Providing Feedback To the Wearer: These capabilities can be featured in fitness-related applications but they can also be used to deliver information alerts of all sorts in hands-free fashion. Benton notes Fidelity’s smartwatch app, which gives customer market information and alerts, and suggests that similar capabilities could be used to foster more customer interaction related to insurance and investment products.
Benton says that insurers should think about ways to apply these capabilities during the current year. He writes:
Insurers can prepare by understanding wearable technology capabilities and how data collected from or provided to devices can be applied to interactions with insurance processes, such as new business and underwriting, policyholder services, claims and other areas like billing and statements. Insurers should also consider the potential impact of wearables on customer experience for agents, policyholders and part of an overall mobile communication strategy.
In other words, wearables constitute a new information channel that can be leveraged for insurance purposes much like telematics – and in most cases without the insurer having to invest in the box. Also, wearable devices are simply another preferred channel for consumers to gather information and communicate.
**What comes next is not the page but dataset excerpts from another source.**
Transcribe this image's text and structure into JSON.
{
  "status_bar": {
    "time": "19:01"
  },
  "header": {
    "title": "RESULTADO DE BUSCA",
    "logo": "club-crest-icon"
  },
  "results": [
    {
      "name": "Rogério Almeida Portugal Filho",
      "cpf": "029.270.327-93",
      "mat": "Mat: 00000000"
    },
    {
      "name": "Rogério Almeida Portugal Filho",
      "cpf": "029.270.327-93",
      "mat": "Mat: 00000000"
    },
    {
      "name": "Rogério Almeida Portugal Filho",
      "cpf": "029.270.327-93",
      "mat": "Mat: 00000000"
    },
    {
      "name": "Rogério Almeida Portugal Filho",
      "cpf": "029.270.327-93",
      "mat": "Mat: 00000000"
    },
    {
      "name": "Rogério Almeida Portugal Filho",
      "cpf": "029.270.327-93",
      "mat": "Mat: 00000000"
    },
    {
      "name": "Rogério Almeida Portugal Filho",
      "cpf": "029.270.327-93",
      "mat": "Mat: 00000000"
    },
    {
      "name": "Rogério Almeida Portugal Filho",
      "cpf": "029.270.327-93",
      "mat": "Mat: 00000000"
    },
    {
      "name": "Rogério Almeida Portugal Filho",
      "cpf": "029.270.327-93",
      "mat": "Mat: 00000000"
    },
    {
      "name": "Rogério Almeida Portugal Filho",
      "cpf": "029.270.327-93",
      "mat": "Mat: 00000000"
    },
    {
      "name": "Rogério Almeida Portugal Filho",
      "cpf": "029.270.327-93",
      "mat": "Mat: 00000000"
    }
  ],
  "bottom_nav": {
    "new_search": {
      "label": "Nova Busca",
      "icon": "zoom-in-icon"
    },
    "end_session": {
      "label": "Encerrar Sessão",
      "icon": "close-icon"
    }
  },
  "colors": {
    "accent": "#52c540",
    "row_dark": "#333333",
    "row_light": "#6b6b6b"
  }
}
As such, they need to on insurers list of multichannel customer communications.
During the early 2000s, mobile devices emerged as options for insurance field personnel – such as portable “brick” computers and ruggedized laptops for claims adjusters – as well as communications devices for senior executives – the original Blackberry users, who provided an echo of the early adoption period of mobile phones, when holding an ridiculously outsized device was an indication of status.
Since the advent of “consumerization” of technology – in the sense of mass adoption of portable computing devices – advances in anywhere/anytime computing are rightly seen as consumer-related developments. But in the case of mass adoption of wearable technology, insurers should – as Benton suggests – diligently seek ways to adapt wearables for use by internal personnel, in the field and elsewhere.